How wholesale is calculated
The Department of Taxation sets what it calls a “fair market value” for cannabis flower and other products on the wholesale rate. For cannabis flower, which makes up the majority of the cannabis market, that rate was set at $2,074 per pound for the second half of 2022. That translated to a wholesale tax of $311 per pound of cannabis flower sold by growers, or 15 percent of that fair market value.
But cultivators say the actual going rate of cannabis flower on the market is closer to $800 to $1,000 per pound, meaning that many cultivators are paying closer to a 30 percent effective tax on their products, while those selling premium and luxury cannabis products above that value are paying substantially less than 15 percent.

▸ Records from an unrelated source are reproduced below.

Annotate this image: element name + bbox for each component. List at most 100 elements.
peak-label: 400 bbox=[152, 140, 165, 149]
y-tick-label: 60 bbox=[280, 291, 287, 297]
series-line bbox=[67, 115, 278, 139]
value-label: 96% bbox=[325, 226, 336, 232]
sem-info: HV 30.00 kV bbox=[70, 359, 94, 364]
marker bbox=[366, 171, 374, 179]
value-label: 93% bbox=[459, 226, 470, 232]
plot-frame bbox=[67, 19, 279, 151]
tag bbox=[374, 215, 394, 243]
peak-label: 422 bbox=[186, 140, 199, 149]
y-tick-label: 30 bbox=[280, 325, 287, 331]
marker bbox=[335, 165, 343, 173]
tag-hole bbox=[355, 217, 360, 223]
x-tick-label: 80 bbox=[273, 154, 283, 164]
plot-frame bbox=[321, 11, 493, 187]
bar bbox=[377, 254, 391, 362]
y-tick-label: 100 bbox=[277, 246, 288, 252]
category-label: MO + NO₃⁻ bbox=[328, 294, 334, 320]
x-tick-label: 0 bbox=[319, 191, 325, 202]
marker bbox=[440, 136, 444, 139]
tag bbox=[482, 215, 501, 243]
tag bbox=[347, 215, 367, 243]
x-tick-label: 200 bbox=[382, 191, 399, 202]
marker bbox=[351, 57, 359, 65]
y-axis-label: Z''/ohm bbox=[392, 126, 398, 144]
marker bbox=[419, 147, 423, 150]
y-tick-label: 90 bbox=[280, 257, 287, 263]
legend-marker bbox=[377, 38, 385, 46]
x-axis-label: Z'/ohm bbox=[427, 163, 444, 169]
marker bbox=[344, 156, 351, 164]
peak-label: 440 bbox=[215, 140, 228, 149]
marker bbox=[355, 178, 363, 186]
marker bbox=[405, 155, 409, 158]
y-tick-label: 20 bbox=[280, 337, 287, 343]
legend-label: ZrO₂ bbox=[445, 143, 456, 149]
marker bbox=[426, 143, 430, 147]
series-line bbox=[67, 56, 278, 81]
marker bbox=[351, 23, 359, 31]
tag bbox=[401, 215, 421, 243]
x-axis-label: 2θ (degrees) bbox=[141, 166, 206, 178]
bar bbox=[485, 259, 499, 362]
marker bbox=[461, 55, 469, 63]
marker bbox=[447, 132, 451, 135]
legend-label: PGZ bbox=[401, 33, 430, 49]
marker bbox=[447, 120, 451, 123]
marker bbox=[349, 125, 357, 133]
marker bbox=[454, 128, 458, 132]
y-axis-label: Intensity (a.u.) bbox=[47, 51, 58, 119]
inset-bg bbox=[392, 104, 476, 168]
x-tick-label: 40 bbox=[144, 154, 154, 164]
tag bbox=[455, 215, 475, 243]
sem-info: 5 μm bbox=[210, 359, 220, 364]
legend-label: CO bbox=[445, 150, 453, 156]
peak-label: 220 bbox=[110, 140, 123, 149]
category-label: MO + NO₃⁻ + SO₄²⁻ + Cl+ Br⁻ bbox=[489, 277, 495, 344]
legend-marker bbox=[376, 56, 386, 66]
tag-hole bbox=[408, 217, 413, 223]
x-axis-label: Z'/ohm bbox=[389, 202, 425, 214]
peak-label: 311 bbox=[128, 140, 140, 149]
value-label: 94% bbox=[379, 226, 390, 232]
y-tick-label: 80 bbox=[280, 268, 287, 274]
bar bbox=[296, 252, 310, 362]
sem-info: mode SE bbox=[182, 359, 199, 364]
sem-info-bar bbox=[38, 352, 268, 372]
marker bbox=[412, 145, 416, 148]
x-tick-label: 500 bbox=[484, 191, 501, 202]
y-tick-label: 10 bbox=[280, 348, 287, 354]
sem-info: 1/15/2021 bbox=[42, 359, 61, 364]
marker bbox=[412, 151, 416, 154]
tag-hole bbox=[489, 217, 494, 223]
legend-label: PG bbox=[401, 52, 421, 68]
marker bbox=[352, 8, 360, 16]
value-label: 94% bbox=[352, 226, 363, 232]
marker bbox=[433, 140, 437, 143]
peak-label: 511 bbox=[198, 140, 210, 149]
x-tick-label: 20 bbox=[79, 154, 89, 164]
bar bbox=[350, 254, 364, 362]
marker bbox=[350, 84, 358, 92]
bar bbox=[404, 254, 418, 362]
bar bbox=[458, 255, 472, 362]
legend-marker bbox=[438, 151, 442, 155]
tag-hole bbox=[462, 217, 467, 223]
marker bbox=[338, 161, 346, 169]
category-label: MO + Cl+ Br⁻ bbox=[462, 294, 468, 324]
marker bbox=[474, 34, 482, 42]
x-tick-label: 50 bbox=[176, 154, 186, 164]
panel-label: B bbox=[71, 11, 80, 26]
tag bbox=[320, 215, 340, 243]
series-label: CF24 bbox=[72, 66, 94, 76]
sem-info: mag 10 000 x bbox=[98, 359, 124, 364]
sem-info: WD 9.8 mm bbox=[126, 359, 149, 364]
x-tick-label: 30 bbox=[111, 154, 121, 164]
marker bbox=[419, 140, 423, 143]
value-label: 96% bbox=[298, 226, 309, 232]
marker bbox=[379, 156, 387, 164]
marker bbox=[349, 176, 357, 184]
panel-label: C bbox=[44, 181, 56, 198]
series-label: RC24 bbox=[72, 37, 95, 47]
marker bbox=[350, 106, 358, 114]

Nevada’s wholesale tax initially was set up similarly to the wholesale tax of Colorado, one of the first two states to legalize cannabis in the U.S.
Colorado also uses a fair market value calculation, which the state calls an average market rate. Where it differs is that in Colorado, that rate is only applied to transactions between cultivators and dispensaries that are owned by the same company in order to ensure there is tax revenue coming from those transactions and transfers.
Third-party cultivators in Colorado pay a 15 percent tax based on the actual price of the product they sell. The fair market value is only levied on transactions between cultivators and an associated dispensary or manufacturing facility.
Colorado’s average market rate hovered around $2,000 per pound a few years after legalized sales started in January 2014 but quickly declined as more businesses came online and more product hit the market, driving prices down. As of Jan. 1, Colorado’s average market rate sat at $658, according to the Colorado Department of Revenue.
Nevada’s fair market value sat at a similar $2,145 when legal sales started in July 2017. But unlike Colorado, Nevada’s rate remained unusually stable. It wasn’t until January of this year that the rate fell below $2,000 per pound for the first time ever in Nevada.
The industry is now looking to the state Legislature for help.
Potential changes on the horizon
One bill has been introduced this legislative session that would cap fees and penalties that the Cannabis Compliance Board is able to charge. A potentially heavier lift may await in trying to revamp the wholesale tax structure.
Will Adler, director of the Sierra Cannabis Coalition, said the goal is that Nevada will follow the lead of California, which last year eliminated the tax on cultivators in hopes of jumpstarting the Golden State’s spiraling market that saw wholesale prices collapse and left growers unable to make a profit. To compensate for the loss in tax revenue earmarked for education in Nevada, the 10 percent tax paid by consumers at the retail level could be increased slightly, he said.
Doing that would solve two problems — lessening the burden on cultivators while eliminating the late payment issue — Adler said.
Others, like Nevada Cannabis Association Executive Director Layke Martin, believe that smaller, incremental changes that would allow Nevada’s fair market value to actually reflect average cannabis wholesale prices like Colorado’s model could solve some of the issues without completely overhauling the tax structure.
A bill addressing the wholesale tax could be introduced in the coming weeks in the Legislature. The Department of Taxation declined to comment for this story and referred requests to Gov. Joe Lombardo’s office. Elizabeth Ray, the governor’s spokeswoman, said in an emailed statement that the office will “monitor all bills as they work through the legislative process.”